Required Work on Your Side
To enable HTTPS tracking, your tracking domain (e.g., urlXXXX.partnerdomain.com) must route through a CDN or reverse proxy managed by your team. This service must:
Present a valid SSL certificate for the tracking domain
Forward requests to Structured’s tracking endpoint (via SendGrid)
Preserve the original Host header so tracking data resolves correctly
Any enterprise-grade CDN or reverse proxy solution is acceptable.
Implementation Options
Option A: Use a CDN (Recommended)
Examples: Cloudflare, Akamai, Fastly, Azure Front Door, AWS CloudFront
The CDN should:
Terminate HTTPS for the tracking domain
Forward traffic to Structured’s tracking endpoint (via SendGrid)
Preserve the Host header
Disable caching for this hostname
This is the most common and scalable configuration.
Option B: Deploy a Reverse Proxy
Examples: NGINX, Apache, F5, AWS API Gateway
The proxy should:
Serve HTTPS using a valid SSL certificate
Proxy all tracking traffic to Structured’s tracking endpoint
Maintain Host: <tracking-domain> in the request header
Option C: Delegate Only the Tracking Subdomain
You may delegate the tracking subdomain (e.g., urlXXXX.partnerdomain.com) to a CDN or alternate DNS provider.
This allows full control of SSL and proxy behavior without modifying your primary DNS infrastructure.
DNS Requirements
After selecting an implementation approach, update the DNS record for your tracking domain.
Example DNS Entry:
<tracking-subdomain> CNAME <proxy-or-cdn-endpoint>
This replaces the default CNAME created during the initial (non-HTTPS) setup.
No DNS updates are required inside Structured after this change.
Verification Checklist
Before activation, please confirm:
The tracking domain responds correctly over HTTPS with a valid SSL certificate
A sample tracking link functions when switching from HTTP to HTTPS
Your CDN/proxy correctly forwards requests to Structured’s tracking backend (via SendGrid)
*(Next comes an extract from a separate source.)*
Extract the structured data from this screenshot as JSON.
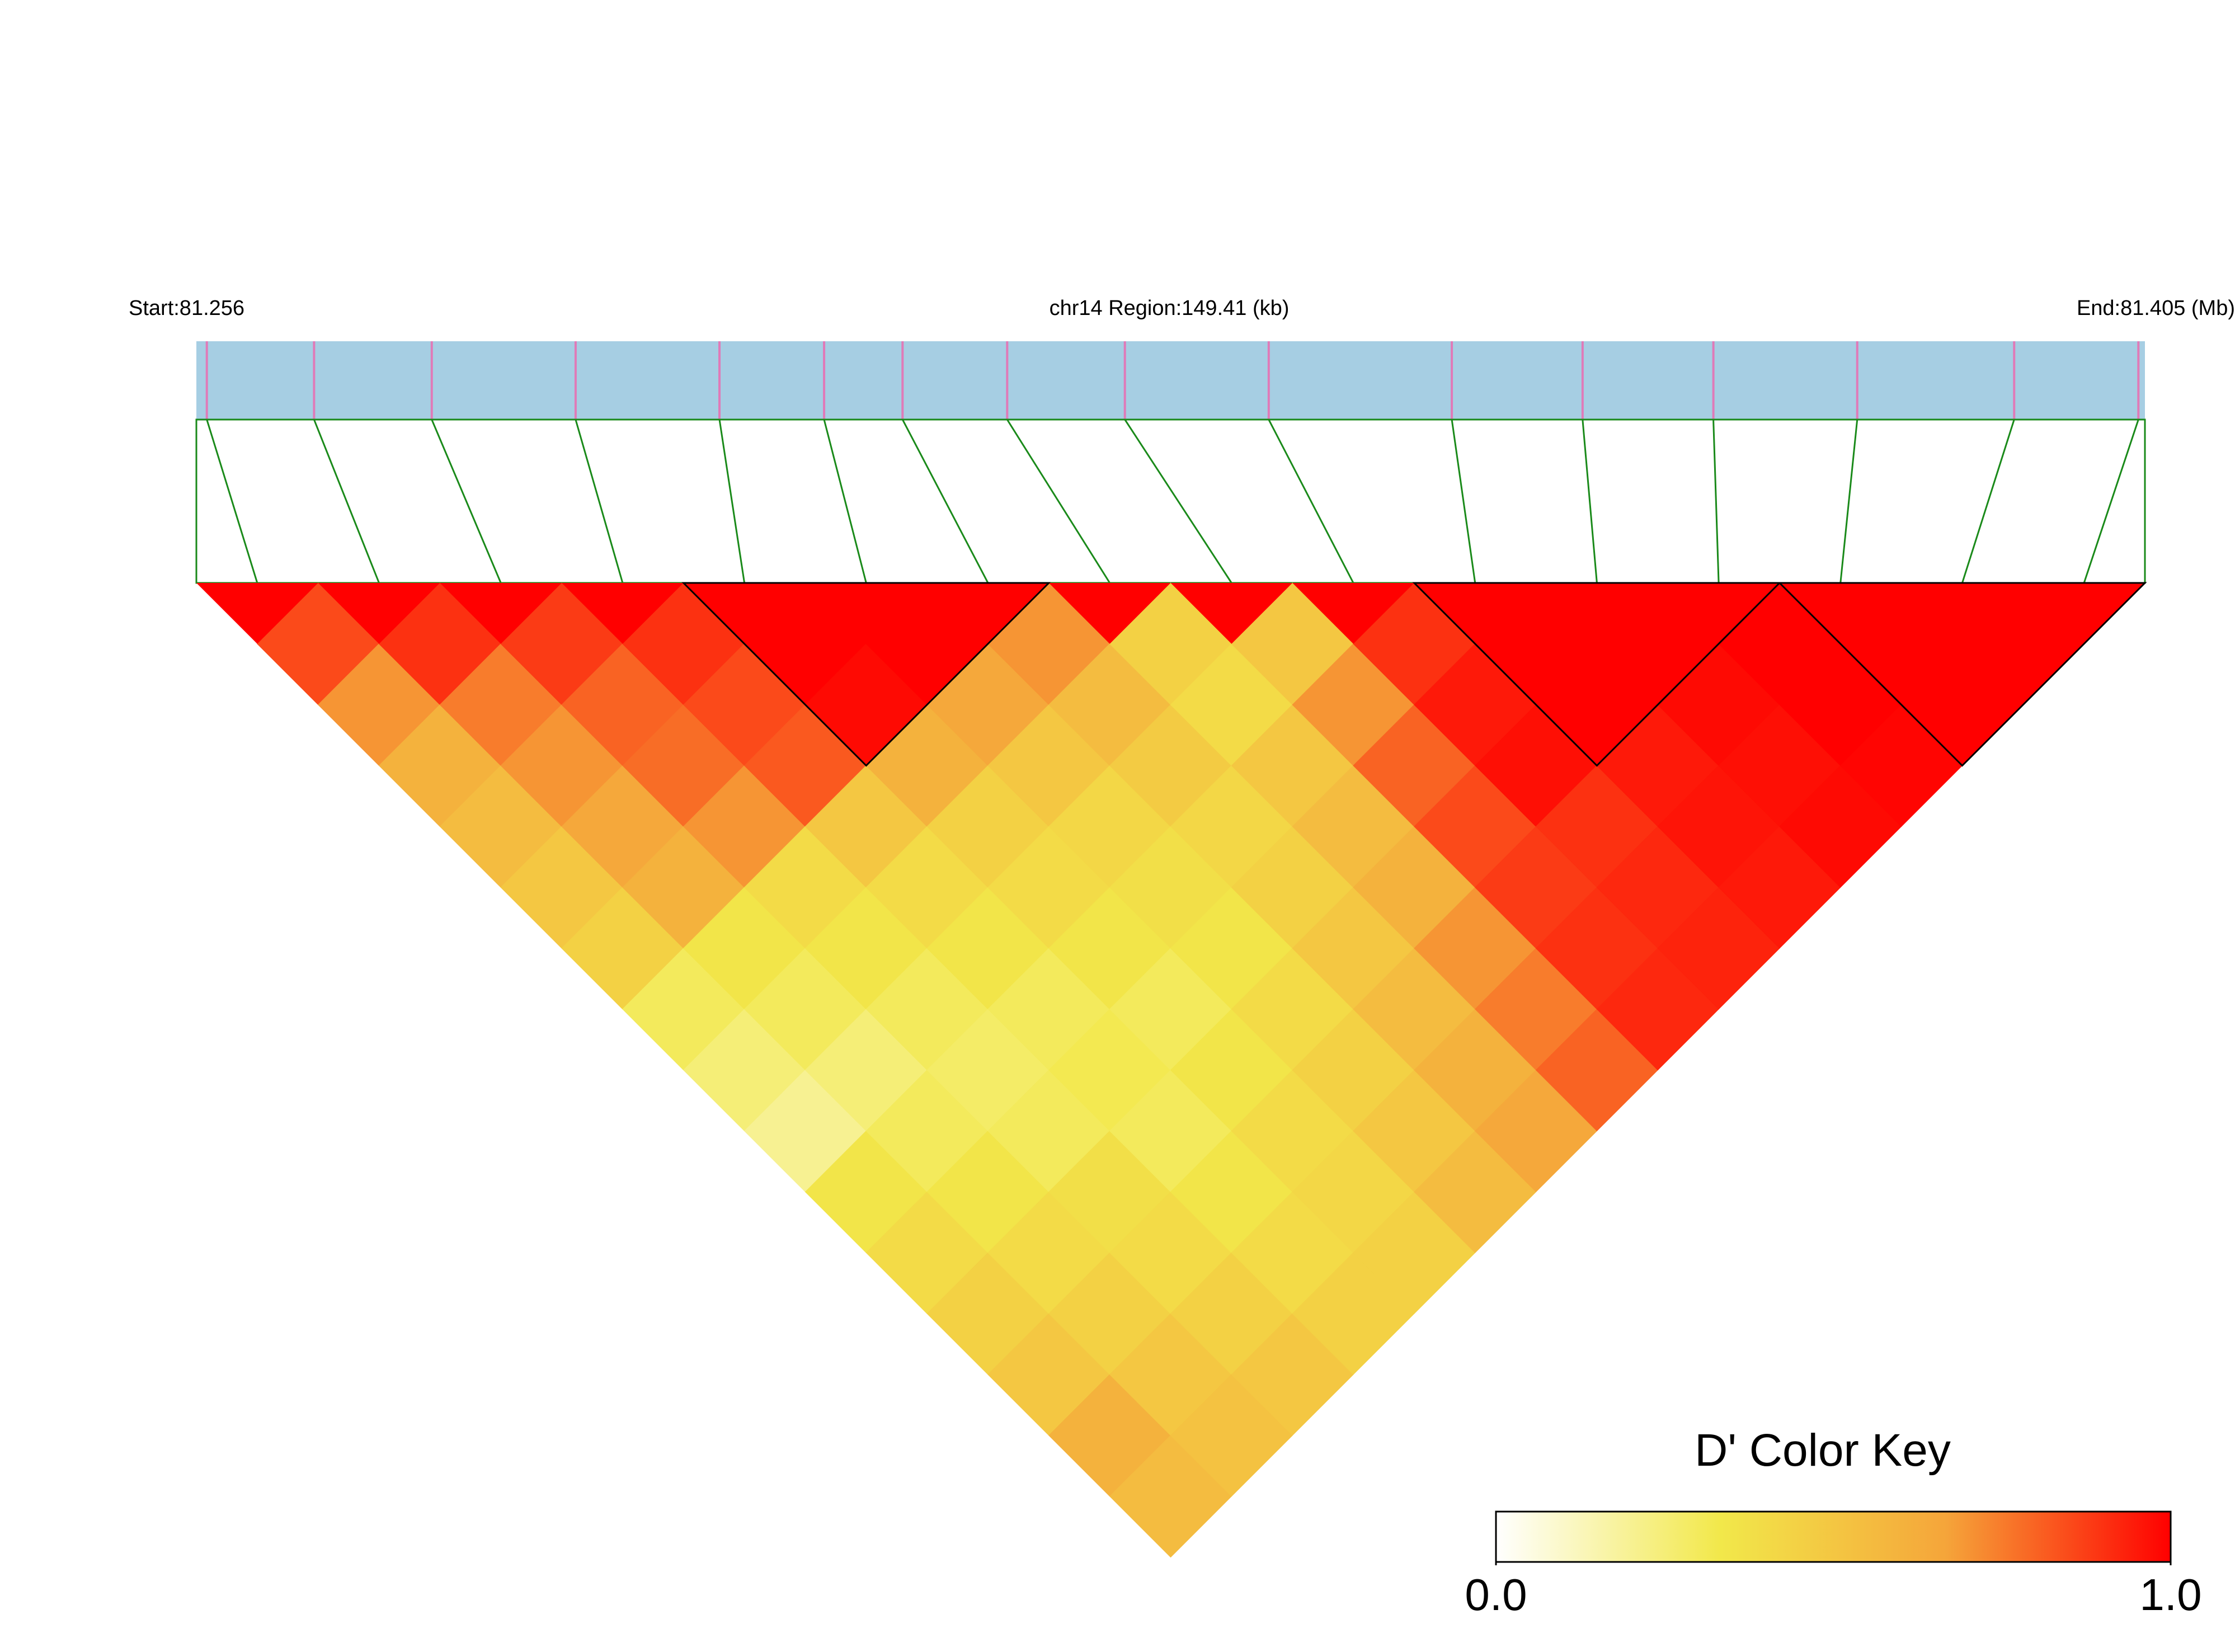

The Host header is preserved end-to-end
Structured can assist with high-level validation if needed.
What Structured Will Handle
Once you confirm your HTTPS configuration is working:
Structured will submit the request to enable HTTPS click and open tracking for your subaccount (via SendGrid)
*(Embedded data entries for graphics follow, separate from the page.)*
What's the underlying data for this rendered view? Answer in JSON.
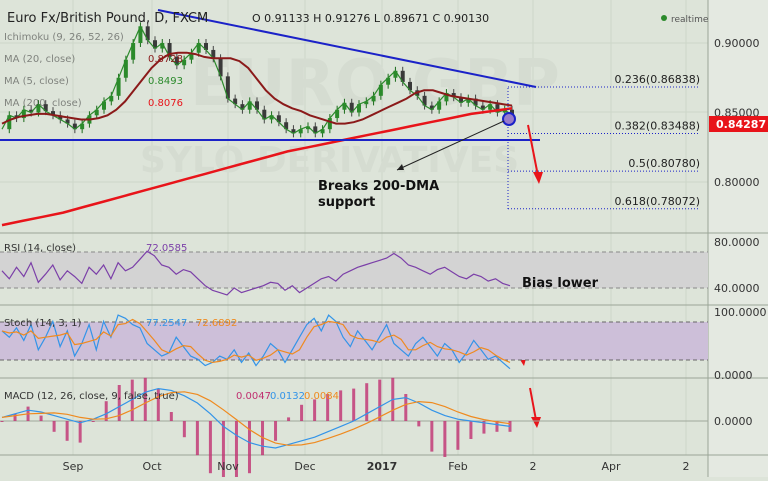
{
  "header": {
    "title": "Euro Fx/British Pound, D, FXCM",
    "ohlc": "O 0.91133  H 0.91276  L 0.89671  C 0.90130",
    "realtime_label": "realtime"
  },
  "indicators": {
    "ichimoku": "Ichimoku (9, 26, 52, 26)",
    "ma20": "MA (20, close)",
    "ma20_val": "0.8728",
    "ma5": "MA (5, close)",
    "ma5_val": "0.8493",
    "ma200": "MA (200, close)",
    "ma200_val": "0.8076"
  },
  "annotations": {
    "breaks_line1": "Breaks 200-DMA",
    "breaks_line2": "support",
    "bias": "Bias lower"
  },
  "fib_levels": [
    {
      "label": "0.236(0.86838)",
      "value": 0.86838
    },
    {
      "label": "0.382(0.83488)",
      "value": 0.83488
    },
    {
      "label": "0.5(0.80780)",
      "value": 0.8078
    },
    {
      "label": "0.618(0.78072)",
      "value": 0.78072
    }
  ],
  "rsi": {
    "label": "RSI (14, close)",
    "value": "72.0585",
    "ticks": [
      "80.0000",
      "40.0000"
    ]
  },
  "stoch": {
    "label": "Stoch (14, 3, 1)",
    "k": "77.2547",
    "d": "72.6892",
    "ticks": [
      "100.0000",
      "0.0000"
    ]
  },
  "macd": {
    "label": "MACD (12, 26, close, 9, false, true)",
    "v1": "0.0047",
    "v2": "0.0132",
    "v3": "0.0084",
    "ticks": [
      "0.0000"
    ]
  },
  "colors": {
    "price": "#2b8a2b",
    "ma20": "#8b1a1a",
    "ma200": "#e8141a",
    "trend": "#1b22c8",
    "badge": "#e8141a",
    "panel": "#dde4d9",
    "rsi_band": "#d3d3d3",
    "stoch_band": "#cdbfd9",
    "macd_line": "#3394e8",
    "macd_signal": "#ef8a1f",
    "macd_hist": "#c03070"
  },
  "chart_data": {
    "type": "line",
    "x_labels": [
      "Sep",
      "Oct",
      "Nov",
      "Dec",
      "2017",
      "Feb",
      "2",
      "Apr",
      "2"
    ],
    "y_ticks": [
      "0.90000",
      "0.85000",
      "0.80000"
    ],
    "ylim": [
      0.765,
      0.925
    ],
    "last_price": "0.84287",
    "series": [
      {
        "name": "Price",
        "values": [
          0.838,
          0.848,
          0.846,
          0.852,
          0.85,
          0.856,
          0.851,
          0.848,
          0.845,
          0.842,
          0.838,
          0.842,
          0.848,
          0.852,
          0.858,
          0.862,
          0.875,
          0.888,
          0.9,
          0.912,
          0.902,
          0.896,
          0.9,
          0.89,
          0.884,
          0.888,
          0.893,
          0.9,
          0.895,
          0.889,
          0.876,
          0.86,
          0.856,
          0.852,
          0.858,
          0.852,
          0.845,
          0.848,
          0.843,
          0.838,
          0.835,
          0.838,
          0.84,
          0.835,
          0.838,
          0.846,
          0.852,
          0.857,
          0.85,
          0.856,
          0.858,
          0.862,
          0.87,
          0.875,
          0.88,
          0.872,
          0.866,
          0.862,
          0.855,
          0.852,
          0.858,
          0.864,
          0.861,
          0.857,
          0.86,
          0.855,
          0.852,
          0.856,
          0.85,
          0.852,
          0.848
        ]
      },
      {
        "name": "MA 20",
        "values": [
          0.842,
          0.845,
          0.847,
          0.848,
          0.849,
          0.849,
          0.848,
          0.847,
          0.846,
          0.845,
          0.845,
          0.846,
          0.848,
          0.852,
          0.858,
          0.866,
          0.874,
          0.882,
          0.888,
          0.892,
          0.893,
          0.893,
          0.892,
          0.89,
          0.889,
          0.889,
          0.889,
          0.887,
          0.882,
          0.874,
          0.866,
          0.86,
          0.856,
          0.853,
          0.851,
          0.848,
          0.846,
          0.844,
          0.842,
          0.842,
          0.843,
          0.845,
          0.848,
          0.851,
          0.854,
          0.857,
          0.86,
          0.864,
          0.866,
          0.866,
          0.864,
          0.862,
          0.861,
          0.86,
          0.859,
          0.858,
          0.857,
          0.856,
          0.855
        ]
      },
      {
        "name": "MA 200",
        "values": [
          0.769,
          0.772,
          0.775,
          0.778,
          0.782,
          0.786,
          0.79,
          0.794,
          0.798,
          0.802,
          0.806,
          0.81,
          0.814,
          0.818,
          0.822,
          0.825,
          0.828,
          0.831,
          0.834,
          0.837,
          0.84,
          0.843,
          0.846,
          0.849,
          0.851,
          0.853
        ]
      }
    ]
  }
}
No UI or dashboard actions are required from your team
After activation, all tracking links will automatically use HTTPS
Next Steps
Please review the implementation options and notify the Structured Support Team which approach you plan to use. While Structured can support general questions about the process, all implementation work must be completed by your team or your chosen CDN/proxy vendor.
Once your HTTPS routing is fully configured and validated, Structured will finalize activation on our side.